Examining the contents of the image
Once the device is detached, re-enable Disk Arbitration using the Disk Arbitration… option in the ‘Window’ menu. Next, select Attach Disk Image… from the ‘File’ menu. Select the Kindle image. You may now use MacForensicsLab to examine the contents of the Kindle for items of forensic interest.
Hardware and Software Write Blocking
When creating an image of a suspect drive, the investigator needs to insure that the evidence is not altered and it remains forensically sound. This can be done through the use of a hardware write blocker, software write blocking, or a combination of the two. It is highly recommended that all acquisitions are done using a combination of the two.
If you are using a hardware write blocker attached to your suspect drive to be acquired or examined, remembering to check the jumper settings.

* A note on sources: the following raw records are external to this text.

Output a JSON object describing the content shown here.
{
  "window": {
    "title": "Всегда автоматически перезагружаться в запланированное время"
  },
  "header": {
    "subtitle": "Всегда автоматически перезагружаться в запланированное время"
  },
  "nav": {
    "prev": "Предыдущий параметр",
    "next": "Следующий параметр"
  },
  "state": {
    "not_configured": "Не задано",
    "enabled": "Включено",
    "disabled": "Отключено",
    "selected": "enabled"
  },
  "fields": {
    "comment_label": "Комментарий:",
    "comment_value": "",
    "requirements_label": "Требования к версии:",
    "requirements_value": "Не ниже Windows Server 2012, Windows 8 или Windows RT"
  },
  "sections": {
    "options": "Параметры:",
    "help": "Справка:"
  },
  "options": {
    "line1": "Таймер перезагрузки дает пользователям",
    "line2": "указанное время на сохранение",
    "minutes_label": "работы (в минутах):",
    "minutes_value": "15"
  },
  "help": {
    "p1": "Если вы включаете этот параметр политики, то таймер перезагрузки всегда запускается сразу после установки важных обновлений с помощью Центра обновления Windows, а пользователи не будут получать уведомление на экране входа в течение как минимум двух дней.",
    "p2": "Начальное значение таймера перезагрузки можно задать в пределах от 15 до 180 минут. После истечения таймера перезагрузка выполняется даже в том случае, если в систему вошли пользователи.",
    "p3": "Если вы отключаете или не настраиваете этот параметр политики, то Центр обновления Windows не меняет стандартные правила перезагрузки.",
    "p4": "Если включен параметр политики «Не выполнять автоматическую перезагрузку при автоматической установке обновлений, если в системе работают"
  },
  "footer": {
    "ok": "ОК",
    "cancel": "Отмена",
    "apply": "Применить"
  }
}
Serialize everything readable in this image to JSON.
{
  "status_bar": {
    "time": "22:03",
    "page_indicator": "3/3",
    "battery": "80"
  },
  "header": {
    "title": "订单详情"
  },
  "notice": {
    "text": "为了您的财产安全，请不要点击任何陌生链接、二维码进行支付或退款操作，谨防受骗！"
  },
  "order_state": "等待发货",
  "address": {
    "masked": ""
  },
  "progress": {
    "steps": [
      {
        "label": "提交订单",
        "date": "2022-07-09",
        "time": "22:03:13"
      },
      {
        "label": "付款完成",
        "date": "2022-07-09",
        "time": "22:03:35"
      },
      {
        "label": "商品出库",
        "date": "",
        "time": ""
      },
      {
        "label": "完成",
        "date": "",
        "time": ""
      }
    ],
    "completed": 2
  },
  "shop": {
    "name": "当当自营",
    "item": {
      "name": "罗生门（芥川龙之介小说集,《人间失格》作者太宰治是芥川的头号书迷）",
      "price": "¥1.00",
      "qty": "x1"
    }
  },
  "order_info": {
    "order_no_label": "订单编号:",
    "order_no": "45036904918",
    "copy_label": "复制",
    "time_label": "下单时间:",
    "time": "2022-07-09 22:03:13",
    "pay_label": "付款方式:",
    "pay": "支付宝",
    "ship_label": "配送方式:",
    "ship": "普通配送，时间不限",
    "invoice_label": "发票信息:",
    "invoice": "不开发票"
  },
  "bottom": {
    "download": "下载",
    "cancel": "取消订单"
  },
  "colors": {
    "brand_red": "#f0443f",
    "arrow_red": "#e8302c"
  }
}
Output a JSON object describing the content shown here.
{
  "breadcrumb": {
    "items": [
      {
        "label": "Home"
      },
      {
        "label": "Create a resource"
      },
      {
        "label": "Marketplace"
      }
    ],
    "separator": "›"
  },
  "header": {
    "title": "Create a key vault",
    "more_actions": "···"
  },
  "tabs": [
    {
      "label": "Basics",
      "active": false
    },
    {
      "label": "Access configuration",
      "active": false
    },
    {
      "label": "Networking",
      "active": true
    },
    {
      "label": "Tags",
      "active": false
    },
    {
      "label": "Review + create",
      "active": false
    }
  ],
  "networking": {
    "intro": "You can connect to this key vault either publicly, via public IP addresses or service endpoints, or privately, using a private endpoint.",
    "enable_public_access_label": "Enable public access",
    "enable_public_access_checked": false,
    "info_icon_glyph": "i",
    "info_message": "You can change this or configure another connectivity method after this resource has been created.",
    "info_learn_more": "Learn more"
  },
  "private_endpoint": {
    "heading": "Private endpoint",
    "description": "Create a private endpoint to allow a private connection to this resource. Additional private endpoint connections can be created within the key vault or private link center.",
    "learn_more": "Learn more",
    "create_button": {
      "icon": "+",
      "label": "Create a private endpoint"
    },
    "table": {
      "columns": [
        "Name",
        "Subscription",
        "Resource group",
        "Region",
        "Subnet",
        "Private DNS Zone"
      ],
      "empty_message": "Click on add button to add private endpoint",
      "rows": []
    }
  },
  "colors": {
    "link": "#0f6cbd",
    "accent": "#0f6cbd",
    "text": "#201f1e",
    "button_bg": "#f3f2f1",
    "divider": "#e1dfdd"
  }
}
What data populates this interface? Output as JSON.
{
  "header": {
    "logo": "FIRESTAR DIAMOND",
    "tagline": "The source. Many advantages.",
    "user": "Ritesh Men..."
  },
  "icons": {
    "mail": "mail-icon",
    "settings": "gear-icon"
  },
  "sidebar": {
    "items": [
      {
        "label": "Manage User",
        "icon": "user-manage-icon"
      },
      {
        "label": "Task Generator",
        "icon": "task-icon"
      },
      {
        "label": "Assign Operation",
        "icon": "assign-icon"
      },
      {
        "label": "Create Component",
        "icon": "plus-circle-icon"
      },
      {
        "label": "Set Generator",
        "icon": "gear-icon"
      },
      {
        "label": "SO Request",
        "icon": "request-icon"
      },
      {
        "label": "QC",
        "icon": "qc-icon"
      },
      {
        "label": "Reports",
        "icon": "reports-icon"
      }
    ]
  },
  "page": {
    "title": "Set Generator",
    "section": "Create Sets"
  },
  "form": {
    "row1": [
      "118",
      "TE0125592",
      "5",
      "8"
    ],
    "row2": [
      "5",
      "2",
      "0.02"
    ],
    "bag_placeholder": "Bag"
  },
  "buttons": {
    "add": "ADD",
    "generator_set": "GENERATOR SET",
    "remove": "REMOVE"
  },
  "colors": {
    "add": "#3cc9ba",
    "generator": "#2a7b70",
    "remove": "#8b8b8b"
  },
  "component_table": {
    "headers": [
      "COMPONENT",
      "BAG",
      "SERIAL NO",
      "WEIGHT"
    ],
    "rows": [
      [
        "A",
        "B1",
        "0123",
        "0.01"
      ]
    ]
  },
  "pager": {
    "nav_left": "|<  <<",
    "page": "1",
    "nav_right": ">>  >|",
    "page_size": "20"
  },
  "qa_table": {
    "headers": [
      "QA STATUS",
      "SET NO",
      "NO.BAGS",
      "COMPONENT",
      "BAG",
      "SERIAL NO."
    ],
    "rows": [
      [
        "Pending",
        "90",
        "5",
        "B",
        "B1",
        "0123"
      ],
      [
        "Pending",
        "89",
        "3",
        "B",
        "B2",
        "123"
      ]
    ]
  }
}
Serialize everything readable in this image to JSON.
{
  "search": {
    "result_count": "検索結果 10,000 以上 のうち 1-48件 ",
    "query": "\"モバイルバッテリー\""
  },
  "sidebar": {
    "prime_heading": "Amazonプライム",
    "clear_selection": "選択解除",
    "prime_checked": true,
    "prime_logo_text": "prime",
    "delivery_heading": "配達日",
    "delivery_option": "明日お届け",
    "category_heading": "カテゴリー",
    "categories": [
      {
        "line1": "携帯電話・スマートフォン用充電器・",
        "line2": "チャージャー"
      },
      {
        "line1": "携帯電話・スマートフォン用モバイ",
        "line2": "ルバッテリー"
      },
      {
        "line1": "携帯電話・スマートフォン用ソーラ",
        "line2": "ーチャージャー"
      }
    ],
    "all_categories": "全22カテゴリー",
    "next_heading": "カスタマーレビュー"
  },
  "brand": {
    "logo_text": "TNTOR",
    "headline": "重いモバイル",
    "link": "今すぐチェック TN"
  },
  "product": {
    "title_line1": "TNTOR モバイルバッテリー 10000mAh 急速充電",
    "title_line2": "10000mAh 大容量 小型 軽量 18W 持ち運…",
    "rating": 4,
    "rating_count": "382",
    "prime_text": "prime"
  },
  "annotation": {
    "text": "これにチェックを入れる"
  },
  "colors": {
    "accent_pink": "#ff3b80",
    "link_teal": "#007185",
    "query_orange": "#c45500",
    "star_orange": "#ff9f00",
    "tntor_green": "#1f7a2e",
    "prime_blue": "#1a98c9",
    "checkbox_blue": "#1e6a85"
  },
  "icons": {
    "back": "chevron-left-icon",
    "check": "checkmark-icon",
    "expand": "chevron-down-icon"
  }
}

In most cases and with most hardware, the jumpers on the drive must be set to Master (consult the drive manufacturer’s website for information on jumper settings for your specific drive model). If the drive does not appear in the device window of MacForensicsLab after a rescan (you can manually rescan the bus by selecting “Rescan” from the File menu), check to make sure that the jumper settings are set to Master on the drive/device.
To enable software write blocking, inside MacForensicsLab turn Disk Arbitration off under the popup menu that appears at the start of the application or you can select Disk Arbitration from the Window menu and disable it there. Disk Arbitration is a background application in Mac OS X that is always running. When Disk Arbitration detects a new storage device it automatically mounts it with write access if available. By disabling it you prevent the suspect drive from being mounted and insure that it cannot be written to. Disk Arbitration will be off until you enabled it again from the Window menu or you reboot.